Hargreaves was at the Alberta legislature on Thursday to take part in a rally on banning conversion therapy, as a 12-member panel of Albertans who were looking into the issue were wondering their fate if their group were defunded under the UCP government.
“It looked like there were between 150 to 200 people at the rally. I know there were five from Lethbridge and some from surrounding communities,” said Hargreaves, adding they talked to people who were shocked conversion therapy was still a thing in today’s day and age. “It’s 2019 and we just came upon the 50th anniversary of homosexuality being decriminalized in Canada. We are making progress as a country, but these things slip through the cracks where people just assume this isn’t happening. Being part of the LGBTQ+ community is no longer considered a mental illness and people just assume that it is common sense that these things (conversion therapy) shouldn’t exist.”
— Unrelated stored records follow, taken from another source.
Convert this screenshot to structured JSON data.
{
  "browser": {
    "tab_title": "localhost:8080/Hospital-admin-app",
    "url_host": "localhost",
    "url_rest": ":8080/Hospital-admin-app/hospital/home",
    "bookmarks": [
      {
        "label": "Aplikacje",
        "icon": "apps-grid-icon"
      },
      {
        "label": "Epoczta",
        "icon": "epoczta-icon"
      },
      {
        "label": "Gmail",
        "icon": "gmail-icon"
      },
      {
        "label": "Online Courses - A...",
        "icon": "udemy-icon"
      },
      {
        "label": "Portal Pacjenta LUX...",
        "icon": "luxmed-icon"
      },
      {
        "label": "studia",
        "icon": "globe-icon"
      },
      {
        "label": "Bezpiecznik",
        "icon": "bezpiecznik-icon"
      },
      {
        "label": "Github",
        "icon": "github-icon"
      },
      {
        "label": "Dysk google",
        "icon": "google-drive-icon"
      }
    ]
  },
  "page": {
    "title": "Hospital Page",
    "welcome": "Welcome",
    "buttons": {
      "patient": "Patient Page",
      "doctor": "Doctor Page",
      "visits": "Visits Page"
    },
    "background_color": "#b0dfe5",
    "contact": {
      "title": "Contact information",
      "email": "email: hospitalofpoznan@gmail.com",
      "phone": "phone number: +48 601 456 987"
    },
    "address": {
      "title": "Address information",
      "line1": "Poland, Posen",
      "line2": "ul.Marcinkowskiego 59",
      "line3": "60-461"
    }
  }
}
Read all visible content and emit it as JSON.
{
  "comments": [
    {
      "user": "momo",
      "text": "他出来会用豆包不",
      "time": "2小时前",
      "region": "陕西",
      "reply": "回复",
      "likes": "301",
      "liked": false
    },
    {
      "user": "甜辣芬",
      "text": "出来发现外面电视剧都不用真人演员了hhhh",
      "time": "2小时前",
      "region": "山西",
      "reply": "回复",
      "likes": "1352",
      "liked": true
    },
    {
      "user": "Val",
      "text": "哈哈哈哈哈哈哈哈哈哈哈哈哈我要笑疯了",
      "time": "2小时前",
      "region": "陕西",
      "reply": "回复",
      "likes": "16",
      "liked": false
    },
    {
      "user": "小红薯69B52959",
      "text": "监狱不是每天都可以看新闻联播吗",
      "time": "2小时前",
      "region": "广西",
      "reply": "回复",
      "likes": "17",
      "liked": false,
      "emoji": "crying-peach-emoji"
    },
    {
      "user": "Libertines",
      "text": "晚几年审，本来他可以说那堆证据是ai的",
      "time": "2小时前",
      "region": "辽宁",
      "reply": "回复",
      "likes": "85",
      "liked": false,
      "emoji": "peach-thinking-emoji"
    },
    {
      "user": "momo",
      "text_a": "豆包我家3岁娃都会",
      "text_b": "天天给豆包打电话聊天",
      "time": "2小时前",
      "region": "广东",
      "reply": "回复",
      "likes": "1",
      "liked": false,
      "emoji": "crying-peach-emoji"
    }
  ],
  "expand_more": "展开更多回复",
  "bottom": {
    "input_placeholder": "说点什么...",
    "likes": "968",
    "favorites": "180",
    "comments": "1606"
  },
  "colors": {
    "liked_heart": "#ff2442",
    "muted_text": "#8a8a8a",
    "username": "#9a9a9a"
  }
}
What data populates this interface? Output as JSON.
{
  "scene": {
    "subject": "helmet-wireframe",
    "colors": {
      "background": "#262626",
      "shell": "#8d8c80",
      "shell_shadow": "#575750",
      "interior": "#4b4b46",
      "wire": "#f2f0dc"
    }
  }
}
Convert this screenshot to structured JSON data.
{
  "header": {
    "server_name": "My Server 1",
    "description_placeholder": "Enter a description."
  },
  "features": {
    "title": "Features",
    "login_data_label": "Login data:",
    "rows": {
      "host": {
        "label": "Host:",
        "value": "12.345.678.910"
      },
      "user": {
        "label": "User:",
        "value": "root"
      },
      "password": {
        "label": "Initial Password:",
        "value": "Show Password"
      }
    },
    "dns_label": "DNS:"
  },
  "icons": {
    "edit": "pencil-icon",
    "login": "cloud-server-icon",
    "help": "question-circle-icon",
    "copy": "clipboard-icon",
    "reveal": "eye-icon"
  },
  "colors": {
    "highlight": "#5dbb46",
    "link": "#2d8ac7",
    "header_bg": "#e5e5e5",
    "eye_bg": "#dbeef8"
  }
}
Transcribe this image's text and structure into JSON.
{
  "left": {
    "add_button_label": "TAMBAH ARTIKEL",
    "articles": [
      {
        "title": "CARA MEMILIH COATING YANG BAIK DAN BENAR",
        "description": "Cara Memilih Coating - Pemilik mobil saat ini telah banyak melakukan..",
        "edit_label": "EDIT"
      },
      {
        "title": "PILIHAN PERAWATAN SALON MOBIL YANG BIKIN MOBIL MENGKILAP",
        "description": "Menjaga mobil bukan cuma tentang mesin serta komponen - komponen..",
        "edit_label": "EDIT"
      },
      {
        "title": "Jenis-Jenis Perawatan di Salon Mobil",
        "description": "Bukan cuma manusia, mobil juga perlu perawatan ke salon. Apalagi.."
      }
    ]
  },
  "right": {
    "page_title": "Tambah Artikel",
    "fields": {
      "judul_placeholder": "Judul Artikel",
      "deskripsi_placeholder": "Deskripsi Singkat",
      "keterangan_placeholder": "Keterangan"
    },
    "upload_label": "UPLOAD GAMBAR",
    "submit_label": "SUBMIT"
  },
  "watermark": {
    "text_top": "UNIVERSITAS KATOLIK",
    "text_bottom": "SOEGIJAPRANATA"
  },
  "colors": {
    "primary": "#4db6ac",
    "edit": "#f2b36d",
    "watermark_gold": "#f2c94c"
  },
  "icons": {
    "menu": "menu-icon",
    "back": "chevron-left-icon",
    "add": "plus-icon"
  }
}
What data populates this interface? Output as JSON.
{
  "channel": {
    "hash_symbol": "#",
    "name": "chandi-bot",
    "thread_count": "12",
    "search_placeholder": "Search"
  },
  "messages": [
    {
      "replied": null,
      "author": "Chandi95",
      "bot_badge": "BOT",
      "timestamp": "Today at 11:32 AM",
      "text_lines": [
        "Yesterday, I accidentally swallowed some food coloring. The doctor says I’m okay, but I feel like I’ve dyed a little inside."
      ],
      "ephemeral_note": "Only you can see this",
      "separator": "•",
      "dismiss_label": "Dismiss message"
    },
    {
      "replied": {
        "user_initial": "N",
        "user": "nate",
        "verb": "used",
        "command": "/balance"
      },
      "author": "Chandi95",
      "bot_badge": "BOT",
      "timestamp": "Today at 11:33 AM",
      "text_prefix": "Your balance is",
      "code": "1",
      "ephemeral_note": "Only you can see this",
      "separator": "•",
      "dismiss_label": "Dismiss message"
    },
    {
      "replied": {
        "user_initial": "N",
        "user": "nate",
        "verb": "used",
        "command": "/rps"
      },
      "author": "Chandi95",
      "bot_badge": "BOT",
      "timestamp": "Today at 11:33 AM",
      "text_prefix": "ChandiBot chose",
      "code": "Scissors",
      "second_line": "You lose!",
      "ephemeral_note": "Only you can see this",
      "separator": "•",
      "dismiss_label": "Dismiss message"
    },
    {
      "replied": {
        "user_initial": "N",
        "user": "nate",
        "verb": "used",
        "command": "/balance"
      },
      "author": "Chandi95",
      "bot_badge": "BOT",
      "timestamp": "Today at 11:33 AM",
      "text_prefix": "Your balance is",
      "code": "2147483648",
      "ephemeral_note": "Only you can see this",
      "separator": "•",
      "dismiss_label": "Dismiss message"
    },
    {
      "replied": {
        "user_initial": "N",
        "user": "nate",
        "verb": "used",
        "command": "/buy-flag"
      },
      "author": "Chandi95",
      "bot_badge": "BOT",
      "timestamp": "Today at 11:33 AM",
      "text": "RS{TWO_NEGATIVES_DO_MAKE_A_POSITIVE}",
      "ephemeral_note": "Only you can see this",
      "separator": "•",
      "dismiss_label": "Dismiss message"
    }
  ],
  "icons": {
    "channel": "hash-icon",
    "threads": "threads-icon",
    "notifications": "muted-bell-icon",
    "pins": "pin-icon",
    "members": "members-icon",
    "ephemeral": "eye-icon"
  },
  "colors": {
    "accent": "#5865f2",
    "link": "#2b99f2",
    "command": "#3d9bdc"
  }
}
Hargreaves added some politicians are afraid of alienating some of their base to take a stance on conversion therapy, even though in some provinces and internationally, more and more people are banning the procedure.
“Phobias against the queer community is a very real thing and it has to be addressed. It’s a matter of educating people on the practice and its realities. Hopefully, people turn around and reach out to their politicians to get it banned,” said Hargreaves.
Former health minister Sarah Hoffman, under previous NDP rule, earlier this year created a citizen committee to recommend how a ban on “conversion” of under-age Albertans could be implemented. The group includes an Anglican archdeacon, a theologian, the executive director of the Edmonton Pride Centre and a self-identified “survivor of conversion therapy.” Its co-chairs are Glynniss Lieg from the Institute of Sexual Minority Studies at the University of Alberta and NDP MLA Nicole Goehring from Edmonton. Goehring had offered to step down in favour of a UCP representative to help lead.
Hargreaves’ advocacy group was joined by the Lethbridge Public Interest Research Group and other advocacy groups from Edmonton and Calgary.
The advocacy group were met with a result they did not want to hear on Friday as the provincial UCP government officially defunded the group.
“MLA Goehring indicated that the group will continue to meet and submit their recommendations to the Ministry of Health once that is completed. I do hope the ministry takes the recommendations seriously,” said Hargreaves. “But from their track record in funding the group and bringing things into question like GSAs, I don’t know how much hope Albertans can have in taking the issue seriously. We have been fighting to ban conversion therapy for two years now, canceling the working group is just another roadblock and gives us a greater sense of urgency to put restrictions on it federally. We are asking every Albertan and in fact every Canadian to reach out to their senator, their MP, their prime minister.”